Member of the Virginia House of Delegates
- In office 1948–1959
- In office 1940–1942

Virginia State Treasurer
- In office 1942–1947
- Governor: Colgate Darden
- Preceded by: Edwin B. Jones
- Succeeded by: Jesse W. Dillon

Personal details
- Born: William Tayloe Murphy May 6, 1901 Mount Holly, Virginia, U.S.
- Died: November 16, 1962 (aged 61) Warsaw, Virginia, U.S.
- Resting place: Yeocomico Episcopal Church Cemetery Kinsale, Virginia, U.S.
- Spouse: Katherine Griffith
- Children: 2, including W. Tayloe Jr.
- Alma mater: College of William and Mary
- Occupation: Politician; businessman; bank president;

= W. Tayloe Murphy =

American politician (1901–1962)

William Tayloe Murphy (May 6, 1901 – November 16, 1962) was an American politician and businessman from Virginia. He served in the Virginia House of Delegates from 1940 to 1942 and from 1948 to 1959. He was Virginia State Treasurer from 1942 to 1947.

==Early life==
William Tayloe Murphy was born on May 6, 1901, in Mount Holly, Westmoreland County, Virginia, to Mary (née Tayloe) and Robert Murphy.

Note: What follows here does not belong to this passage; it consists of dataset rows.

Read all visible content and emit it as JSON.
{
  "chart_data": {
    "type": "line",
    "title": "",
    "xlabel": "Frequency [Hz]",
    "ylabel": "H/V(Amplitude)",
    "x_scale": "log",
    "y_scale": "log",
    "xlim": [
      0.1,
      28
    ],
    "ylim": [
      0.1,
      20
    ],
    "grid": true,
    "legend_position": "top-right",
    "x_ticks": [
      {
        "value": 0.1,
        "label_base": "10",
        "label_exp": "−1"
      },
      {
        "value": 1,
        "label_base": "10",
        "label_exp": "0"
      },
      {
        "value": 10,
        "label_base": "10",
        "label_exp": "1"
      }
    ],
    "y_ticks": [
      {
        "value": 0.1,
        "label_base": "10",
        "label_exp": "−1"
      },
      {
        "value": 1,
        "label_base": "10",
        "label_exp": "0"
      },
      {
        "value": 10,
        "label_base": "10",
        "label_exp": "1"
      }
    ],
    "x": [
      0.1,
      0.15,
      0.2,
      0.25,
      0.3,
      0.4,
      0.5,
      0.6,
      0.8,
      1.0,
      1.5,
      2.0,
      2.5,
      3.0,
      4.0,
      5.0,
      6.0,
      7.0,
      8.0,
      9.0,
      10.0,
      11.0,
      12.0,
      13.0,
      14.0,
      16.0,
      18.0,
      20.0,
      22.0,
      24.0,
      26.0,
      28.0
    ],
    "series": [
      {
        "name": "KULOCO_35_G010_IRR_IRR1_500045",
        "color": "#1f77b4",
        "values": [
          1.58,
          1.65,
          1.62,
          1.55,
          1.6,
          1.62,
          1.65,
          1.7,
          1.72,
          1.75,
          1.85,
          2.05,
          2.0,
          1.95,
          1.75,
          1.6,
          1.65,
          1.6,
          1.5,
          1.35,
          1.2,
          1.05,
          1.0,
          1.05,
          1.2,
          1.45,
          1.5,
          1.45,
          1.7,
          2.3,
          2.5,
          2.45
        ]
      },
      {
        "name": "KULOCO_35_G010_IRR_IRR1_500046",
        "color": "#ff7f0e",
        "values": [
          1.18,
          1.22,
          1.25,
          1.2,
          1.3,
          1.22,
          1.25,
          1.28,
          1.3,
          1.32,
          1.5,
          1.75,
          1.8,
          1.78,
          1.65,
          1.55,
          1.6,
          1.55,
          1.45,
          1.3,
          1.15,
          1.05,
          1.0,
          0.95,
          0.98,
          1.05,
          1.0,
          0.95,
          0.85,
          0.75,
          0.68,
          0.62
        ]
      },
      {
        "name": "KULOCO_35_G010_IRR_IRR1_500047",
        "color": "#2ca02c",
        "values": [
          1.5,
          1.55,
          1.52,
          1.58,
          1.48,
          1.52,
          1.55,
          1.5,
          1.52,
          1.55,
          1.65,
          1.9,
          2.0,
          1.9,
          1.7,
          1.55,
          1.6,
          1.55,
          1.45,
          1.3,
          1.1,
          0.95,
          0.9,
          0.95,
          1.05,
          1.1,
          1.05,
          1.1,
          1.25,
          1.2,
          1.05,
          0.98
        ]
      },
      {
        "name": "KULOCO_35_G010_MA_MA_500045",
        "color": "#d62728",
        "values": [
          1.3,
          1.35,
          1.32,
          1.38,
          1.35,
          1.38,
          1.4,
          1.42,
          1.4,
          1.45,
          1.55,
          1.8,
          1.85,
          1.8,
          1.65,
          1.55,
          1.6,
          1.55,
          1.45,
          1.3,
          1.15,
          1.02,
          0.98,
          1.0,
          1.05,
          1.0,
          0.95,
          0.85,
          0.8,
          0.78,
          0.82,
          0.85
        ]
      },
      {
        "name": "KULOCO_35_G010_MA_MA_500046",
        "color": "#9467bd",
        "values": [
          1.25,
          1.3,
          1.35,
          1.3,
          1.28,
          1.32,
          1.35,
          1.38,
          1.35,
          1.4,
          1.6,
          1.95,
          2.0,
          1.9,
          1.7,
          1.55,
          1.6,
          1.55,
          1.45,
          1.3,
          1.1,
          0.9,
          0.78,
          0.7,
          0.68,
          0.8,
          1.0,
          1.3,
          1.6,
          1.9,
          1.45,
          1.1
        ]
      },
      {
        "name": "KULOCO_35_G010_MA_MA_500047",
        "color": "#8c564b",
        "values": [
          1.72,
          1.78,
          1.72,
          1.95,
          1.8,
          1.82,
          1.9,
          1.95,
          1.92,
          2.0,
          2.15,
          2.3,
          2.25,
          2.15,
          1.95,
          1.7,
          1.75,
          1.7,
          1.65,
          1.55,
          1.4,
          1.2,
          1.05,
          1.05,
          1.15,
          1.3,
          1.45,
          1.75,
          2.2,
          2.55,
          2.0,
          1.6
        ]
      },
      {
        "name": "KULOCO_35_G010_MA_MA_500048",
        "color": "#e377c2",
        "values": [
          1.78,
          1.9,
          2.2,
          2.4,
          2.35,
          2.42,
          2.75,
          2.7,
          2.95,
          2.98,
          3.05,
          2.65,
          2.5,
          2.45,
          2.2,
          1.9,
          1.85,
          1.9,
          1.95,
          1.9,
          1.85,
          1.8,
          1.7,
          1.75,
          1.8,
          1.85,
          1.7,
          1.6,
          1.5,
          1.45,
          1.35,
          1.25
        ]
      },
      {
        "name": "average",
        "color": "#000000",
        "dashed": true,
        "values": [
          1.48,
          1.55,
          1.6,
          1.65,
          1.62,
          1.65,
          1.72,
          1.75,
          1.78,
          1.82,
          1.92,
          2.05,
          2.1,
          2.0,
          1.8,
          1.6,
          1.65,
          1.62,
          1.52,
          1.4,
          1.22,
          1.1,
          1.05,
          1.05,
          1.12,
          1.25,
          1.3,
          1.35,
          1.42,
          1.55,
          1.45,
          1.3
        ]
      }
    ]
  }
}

He was educated at Alexandria City High School and the College of William and Mary. He was a member of Pi Kappa Alpha fraternity.

==Career==
Murphy served as a member of the Virginia House of Delegates from 1940 to 1942. On June 1, 1942, he was appointed as state treasurer by Governor Colgate Darden, succeeding Edwin B. Jones. In 1948, he served again in the House of Delegates until his retirement in 1959. He was author of the Revenue Bond Act, a plan to finance the construction of a toll bridge system in eastern Virginia. He was chairman of the Chesapeake and its tributaries committee. He also served on the appropriations, game and inland fisheries, and insurance and banking committees. He served on the governor's advisory board and on the state advisory council on the Virginia economy.

Murphy was a member of the Warsaw Council and served as president of the Northern Neck State Bank in Warsaw for 20 years starting in 1939. He also served as chairman of the board at the Northern Neck State Bank before 1959. He was a trustee of the University of Virginia School of Business Administration and helped form the Northern Neck Regional Planning and Economic Development Commission.

Murphy succeeded Rodney M. Coggin as president of Tidewater Telephone Company. He served as president from July 1958 to 1962. He was director of the Virginia Independent Telephone Association, the Virginia Electric and Power Company and Standard Products Inc. He was a member of VEPCO's executive committee.

==Personal life==
Murphy married Katherine Bradford Griffith of Richmond County in 1924. They had two children, Ann Elmoine and W. Tayloe Jr. He was an Episcopalian. In 1942, he lived in Emmerton in Richmond.

In 1961, Murphy was diagnosed with cancer and he died a year later of it on November 16, 1962, at his home in Warsaw. He was buried in Yeocomico Episcopal Church Cemetery in Kinsale.

==Awards==
In 1961, Murphy was named Richmond County's outstanding citizen by the Richmond County Ruritan Club.